TORONTO — A bus carrying mostly seniors collided with a semitrailer truck at a highway intersection in a rural part of the Canadian province of Manitoba Thursday, killing 15 people and injuring 10 more, police said.

Rob Hill, commanding officer of the Manitoba Royal Canadian Mounted Police, said the bus was carrying 25 people and authorities in Manitoba were deploying all their resources to the scene. Ten people were taken to hospitals.

TV broadcasters aired images of what looked like a large van or bus smoldering in a ditch near a transport truck with a smashed engine on a road. The pavement was littered with debris — broken glass, a large bumper and what looked like a walking aid. Seven blue and yellow tarps were stretched out.

RCMP Supt. Rob Lasson said, “As of right now the drivers of both the bus and truck are alive and in hospital." He did not say if they were among the 10 listed as injured.

Lasson said the bus was heading south and there would have been a stop and yield sign. He said the bus was crossing the eastbound lanes when it was struck by the truck that was going east, adding that who had the right of way is critical to the investigation.

“The public is reeling and asking a lot of questions and people are trying to determine if their loved ones were involved,” Lasson said. “Death on this scale is never normalized for us.”
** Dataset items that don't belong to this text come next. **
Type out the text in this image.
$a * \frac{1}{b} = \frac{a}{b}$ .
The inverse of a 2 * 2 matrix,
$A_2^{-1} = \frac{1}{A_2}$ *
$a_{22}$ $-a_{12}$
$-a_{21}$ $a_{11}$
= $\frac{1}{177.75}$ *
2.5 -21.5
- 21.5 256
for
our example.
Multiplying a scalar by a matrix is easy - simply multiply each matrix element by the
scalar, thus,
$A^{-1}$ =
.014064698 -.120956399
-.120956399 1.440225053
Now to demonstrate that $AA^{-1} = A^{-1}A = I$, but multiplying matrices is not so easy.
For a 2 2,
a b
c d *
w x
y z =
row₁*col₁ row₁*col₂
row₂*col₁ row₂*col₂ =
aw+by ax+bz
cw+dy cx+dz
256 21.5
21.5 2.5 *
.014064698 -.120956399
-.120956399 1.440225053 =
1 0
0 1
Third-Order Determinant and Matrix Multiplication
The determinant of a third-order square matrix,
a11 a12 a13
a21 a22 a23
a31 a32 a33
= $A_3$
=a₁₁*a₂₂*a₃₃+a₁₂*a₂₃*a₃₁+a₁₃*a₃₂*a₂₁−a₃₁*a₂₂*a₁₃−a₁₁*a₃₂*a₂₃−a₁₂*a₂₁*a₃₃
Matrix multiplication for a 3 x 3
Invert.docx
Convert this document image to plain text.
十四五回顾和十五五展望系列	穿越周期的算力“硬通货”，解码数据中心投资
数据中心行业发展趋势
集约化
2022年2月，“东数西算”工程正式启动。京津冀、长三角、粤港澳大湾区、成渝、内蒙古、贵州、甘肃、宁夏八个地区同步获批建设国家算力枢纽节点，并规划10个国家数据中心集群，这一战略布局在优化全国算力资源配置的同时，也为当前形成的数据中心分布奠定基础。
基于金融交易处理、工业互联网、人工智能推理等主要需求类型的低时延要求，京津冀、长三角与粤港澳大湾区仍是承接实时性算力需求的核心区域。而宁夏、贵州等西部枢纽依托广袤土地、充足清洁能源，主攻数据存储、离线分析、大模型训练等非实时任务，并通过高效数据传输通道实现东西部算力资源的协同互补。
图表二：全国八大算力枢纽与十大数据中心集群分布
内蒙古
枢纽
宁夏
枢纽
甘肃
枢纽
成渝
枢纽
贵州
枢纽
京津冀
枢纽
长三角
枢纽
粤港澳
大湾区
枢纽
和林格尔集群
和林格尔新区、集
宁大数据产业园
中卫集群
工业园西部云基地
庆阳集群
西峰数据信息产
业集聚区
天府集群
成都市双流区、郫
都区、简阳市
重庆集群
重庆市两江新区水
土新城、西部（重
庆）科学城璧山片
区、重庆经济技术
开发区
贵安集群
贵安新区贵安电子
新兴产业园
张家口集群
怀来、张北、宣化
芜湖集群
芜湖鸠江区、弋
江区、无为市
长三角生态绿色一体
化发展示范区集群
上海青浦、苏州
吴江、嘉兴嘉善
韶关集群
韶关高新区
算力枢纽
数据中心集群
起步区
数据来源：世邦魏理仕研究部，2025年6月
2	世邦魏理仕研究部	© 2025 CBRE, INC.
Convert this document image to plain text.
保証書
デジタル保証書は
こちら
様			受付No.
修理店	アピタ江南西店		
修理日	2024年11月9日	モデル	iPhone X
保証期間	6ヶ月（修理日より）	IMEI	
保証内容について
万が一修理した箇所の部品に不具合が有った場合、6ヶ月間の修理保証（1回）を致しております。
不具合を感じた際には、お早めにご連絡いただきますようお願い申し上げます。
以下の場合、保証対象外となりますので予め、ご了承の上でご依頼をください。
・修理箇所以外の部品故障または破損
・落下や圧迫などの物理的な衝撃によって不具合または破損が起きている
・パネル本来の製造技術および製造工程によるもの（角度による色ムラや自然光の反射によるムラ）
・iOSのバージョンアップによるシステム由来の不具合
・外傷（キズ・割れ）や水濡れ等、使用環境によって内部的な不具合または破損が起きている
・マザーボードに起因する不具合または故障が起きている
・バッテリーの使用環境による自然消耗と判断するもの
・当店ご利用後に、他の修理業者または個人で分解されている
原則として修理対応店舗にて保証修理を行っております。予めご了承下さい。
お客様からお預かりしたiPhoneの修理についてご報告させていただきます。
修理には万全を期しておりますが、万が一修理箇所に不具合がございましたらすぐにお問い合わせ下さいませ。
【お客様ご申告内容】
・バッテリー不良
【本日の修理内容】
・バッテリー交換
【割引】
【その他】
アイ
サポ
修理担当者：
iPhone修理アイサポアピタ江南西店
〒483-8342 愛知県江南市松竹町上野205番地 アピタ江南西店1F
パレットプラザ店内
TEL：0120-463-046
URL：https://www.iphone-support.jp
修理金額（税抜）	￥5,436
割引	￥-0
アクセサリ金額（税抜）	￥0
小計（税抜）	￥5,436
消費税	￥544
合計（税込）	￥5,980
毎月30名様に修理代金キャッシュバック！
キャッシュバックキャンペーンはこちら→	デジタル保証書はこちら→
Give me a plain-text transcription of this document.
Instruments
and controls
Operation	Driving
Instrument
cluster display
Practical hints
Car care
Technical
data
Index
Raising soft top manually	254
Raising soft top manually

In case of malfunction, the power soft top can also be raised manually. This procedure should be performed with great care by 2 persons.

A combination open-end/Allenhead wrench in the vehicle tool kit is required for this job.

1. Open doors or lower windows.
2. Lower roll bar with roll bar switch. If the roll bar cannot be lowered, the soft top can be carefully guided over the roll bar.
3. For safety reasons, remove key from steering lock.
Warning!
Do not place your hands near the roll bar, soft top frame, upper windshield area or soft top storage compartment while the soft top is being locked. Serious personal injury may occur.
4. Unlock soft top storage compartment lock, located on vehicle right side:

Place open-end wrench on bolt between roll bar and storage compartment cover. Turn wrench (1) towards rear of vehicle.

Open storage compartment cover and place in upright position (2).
The crash scene was in Carberry, 105 miles west of Manitoba’s capital, from Winnipeg and Regina.

“The news from Carberry, Manitoba is incredibly tragic,” Canadian Prime Minister Justin Trudeau tweeted. “I’m sending my deepest condolences to those who lost loved ones today, and I’m keeping the injured in my thoughts.”

A family support center has been set up at a Lutheran Church in Dauphin, Manitoba for relatives. Police said the people on the bus were from Dauphin and the areas around it.

Flags have been lowered to half-mast at the Manitoba legislature.

Barbara Czech, a spokesperson for Sand Hills Casino in Carberry, told the Canadian Broadcasting Corporation the bus carrying the seniors was en route to the casino.

Kim Armstrong, the administrator of the Dauphin senior center, said the bus left from there Thursday morning.

She said the senior community is extremely tight knit in the city of around 8,600 people and the center is sometimes like a second home.

“It’s huge to lose so many individuals of our community and of course it is shocking. We just pray for those that are surviving,” she said.

Armstrong said seniors and community members often go on trips on buses to nearby events or casinos.

The crash brought back memories of the 2018 bus crash in the neighboring province of Saskatchewan that killed 16 people from the Humboldt Broncos minor league hockey team. Lasson said investigators in that crash are assisting.

“Sadly this is a day in Manitoba and across Canada that will be remembered as one of tragedy and incredible sadness,” said Hill, the RCMP commanding officer.